Les guitares reviennent sur where is my mind, et je me pose bien la question mais c'est pas grave, à quatre pattes sous une table à ramasser mes billes de plomb noircissantes. Et dans chaque cendrier un livre inachevé, une phrase en suspens et un film que je n'ai pas fini de voir.
Lars Von Trier en association, en constat du possible, référence sans aucune logique telle les mots qu'on aligne le soir et qu'on écrit le lendemain quand c'est mieux le moment.
J'ai pas fini j'ai pas fini à dit l'autre bonhomme et c'est bien vrai, il me reste tellement de vies à user, de vents à retourner et tant pis si le sourire s'éloigne, faut prendre la vie présente avec philosophie alcoolique et/ou humour bien noir.

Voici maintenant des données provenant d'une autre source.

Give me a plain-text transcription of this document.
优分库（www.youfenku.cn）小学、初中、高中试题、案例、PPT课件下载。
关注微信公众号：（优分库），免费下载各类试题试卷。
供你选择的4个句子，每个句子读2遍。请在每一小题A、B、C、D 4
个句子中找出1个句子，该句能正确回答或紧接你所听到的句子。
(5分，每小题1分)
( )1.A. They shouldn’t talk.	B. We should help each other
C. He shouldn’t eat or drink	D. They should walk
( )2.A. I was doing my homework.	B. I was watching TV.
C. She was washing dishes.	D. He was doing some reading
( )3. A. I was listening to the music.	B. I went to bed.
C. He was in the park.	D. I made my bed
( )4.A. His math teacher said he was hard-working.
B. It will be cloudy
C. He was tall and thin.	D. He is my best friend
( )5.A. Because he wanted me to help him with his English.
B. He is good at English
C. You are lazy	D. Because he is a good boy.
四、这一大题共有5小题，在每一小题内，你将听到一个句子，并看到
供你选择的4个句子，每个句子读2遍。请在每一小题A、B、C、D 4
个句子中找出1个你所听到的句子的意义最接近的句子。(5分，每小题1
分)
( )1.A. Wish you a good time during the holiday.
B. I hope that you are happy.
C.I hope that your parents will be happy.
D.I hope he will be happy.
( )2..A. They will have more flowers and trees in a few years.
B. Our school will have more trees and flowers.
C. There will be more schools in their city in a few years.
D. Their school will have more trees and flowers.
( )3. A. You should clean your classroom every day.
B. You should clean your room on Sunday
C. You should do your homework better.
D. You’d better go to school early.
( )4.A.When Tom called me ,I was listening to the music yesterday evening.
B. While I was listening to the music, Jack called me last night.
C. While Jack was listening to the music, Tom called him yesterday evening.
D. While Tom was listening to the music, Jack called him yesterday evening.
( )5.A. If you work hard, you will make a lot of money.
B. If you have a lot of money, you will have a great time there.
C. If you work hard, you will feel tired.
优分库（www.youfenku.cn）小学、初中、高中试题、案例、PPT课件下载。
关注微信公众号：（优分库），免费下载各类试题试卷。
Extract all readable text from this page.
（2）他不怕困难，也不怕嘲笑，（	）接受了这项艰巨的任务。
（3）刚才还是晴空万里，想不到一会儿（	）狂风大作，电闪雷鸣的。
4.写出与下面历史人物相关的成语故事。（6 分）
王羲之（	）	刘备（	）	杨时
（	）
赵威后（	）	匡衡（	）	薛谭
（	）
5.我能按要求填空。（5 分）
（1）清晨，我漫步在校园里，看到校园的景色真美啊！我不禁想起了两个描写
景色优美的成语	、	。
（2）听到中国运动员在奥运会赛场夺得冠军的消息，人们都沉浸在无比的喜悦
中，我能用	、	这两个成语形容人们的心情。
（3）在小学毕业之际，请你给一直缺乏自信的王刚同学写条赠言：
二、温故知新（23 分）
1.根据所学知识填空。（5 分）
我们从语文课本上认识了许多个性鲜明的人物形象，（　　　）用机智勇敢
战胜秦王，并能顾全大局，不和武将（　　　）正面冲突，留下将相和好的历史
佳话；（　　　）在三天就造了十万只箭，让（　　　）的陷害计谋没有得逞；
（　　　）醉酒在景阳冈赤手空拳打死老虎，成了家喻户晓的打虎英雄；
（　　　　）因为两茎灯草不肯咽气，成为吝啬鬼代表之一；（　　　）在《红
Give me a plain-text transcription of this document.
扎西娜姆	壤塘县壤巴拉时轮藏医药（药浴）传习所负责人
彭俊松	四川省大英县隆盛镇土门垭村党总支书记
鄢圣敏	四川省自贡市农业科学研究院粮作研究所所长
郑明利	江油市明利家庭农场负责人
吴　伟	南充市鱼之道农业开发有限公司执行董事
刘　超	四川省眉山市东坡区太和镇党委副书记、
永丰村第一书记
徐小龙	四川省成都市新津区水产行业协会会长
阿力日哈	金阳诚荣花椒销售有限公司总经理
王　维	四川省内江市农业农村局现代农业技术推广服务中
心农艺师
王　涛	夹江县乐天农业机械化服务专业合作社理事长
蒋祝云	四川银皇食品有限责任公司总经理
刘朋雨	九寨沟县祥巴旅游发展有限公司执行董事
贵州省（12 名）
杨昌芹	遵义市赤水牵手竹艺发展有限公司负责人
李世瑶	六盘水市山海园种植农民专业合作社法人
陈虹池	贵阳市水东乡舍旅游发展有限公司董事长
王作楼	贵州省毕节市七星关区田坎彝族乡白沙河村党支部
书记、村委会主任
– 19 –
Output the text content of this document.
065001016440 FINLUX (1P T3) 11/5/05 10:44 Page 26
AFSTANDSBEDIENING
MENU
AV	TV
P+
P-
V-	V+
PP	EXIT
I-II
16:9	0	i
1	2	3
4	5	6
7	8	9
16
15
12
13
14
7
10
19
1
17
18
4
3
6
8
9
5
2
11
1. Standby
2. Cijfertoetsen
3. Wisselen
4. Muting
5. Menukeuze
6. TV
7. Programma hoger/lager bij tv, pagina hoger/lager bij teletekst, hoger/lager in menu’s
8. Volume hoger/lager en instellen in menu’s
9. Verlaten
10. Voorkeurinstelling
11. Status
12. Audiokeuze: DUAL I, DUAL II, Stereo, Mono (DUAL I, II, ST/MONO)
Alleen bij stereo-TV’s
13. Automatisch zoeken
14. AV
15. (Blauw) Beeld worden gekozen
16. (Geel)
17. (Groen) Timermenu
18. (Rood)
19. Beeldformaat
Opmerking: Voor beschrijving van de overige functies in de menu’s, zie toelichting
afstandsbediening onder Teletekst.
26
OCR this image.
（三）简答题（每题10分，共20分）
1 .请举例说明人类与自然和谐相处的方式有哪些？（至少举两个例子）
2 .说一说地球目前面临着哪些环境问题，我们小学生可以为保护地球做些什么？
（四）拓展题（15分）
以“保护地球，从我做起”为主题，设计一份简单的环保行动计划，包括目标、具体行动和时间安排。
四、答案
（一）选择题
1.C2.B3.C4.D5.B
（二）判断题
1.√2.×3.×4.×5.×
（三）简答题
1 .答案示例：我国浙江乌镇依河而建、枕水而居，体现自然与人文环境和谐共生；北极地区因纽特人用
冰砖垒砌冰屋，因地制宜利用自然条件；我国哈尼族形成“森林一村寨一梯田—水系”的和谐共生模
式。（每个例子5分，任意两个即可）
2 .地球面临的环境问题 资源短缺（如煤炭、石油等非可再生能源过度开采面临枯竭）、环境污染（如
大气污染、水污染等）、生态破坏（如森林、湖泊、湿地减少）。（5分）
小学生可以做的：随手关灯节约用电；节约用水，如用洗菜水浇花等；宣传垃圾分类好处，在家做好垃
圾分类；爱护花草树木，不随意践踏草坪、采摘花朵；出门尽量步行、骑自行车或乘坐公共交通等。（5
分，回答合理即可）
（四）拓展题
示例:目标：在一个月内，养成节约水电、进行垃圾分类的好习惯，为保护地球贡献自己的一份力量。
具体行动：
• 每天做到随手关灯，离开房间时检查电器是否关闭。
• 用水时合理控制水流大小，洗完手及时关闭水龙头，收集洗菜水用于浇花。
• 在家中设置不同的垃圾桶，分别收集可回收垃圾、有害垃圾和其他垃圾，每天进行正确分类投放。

Parfois faut fermer les yeux sur la marche militaire qu'on vous impose, il est parfois bon de se rebeller en hurlant:
On m'a vu dans le Vercors
Sauter à l'élastique
Voleur d'amphores
Au fond des criques
J'ai fait l'amour à des culs de reine
J'ai fait l'amour
J'ai fait le mort
T'etais pas née
A la station balnéaire
tu t'es pas fait prier
J'etais gant de crin, geyser
Pour un peu, je trempais
Histoire d'eau
La nuit je mens
Je prends des trains
a travers la plaine
La nuit je mens
Je m'en lave les mains
J'ai dans les bottes
des montagnes de questions
Que subit encore ton écho
Que subit encore ton écho
J'ai fait la saison
dans cette foutue boite crânienne
Tes pensées, je les faisais miennes
T'accaparer, seulement t'accaparer
d'estrade en estrade
J'ai fait danser tant de malentendus
Des kilomètres de vie en rose
Un jour au cirque
Un autre a chercher a te plaire
dresseur de fous
Dynamiteur d'aqueducs
La nuit je mens
Je prends des trains a travers la plaine
La nuit je mens
effrontément
J'ai dans les bottes
Des montagnes de questions
Ou subsiste encore ton écho
Ou subsiste encore ton écho
On m'a vu dans le Vercors
Sauter à l'élastique
Voleur d'amphores
Au fond des criques
J'ai fait l'amour à des culs de reine
J'ai fais l'amour
J'ai fait le mort
T'etais pas née
La nuit je mens
Je prends des trains a travers la plaine
La nuit je mens Je m'en lave les mains
J'ai dans les bottes des montagnes de questions
Ou subsiste encore ton égo
Ou subsiste encore ton égo
la nuit je mens...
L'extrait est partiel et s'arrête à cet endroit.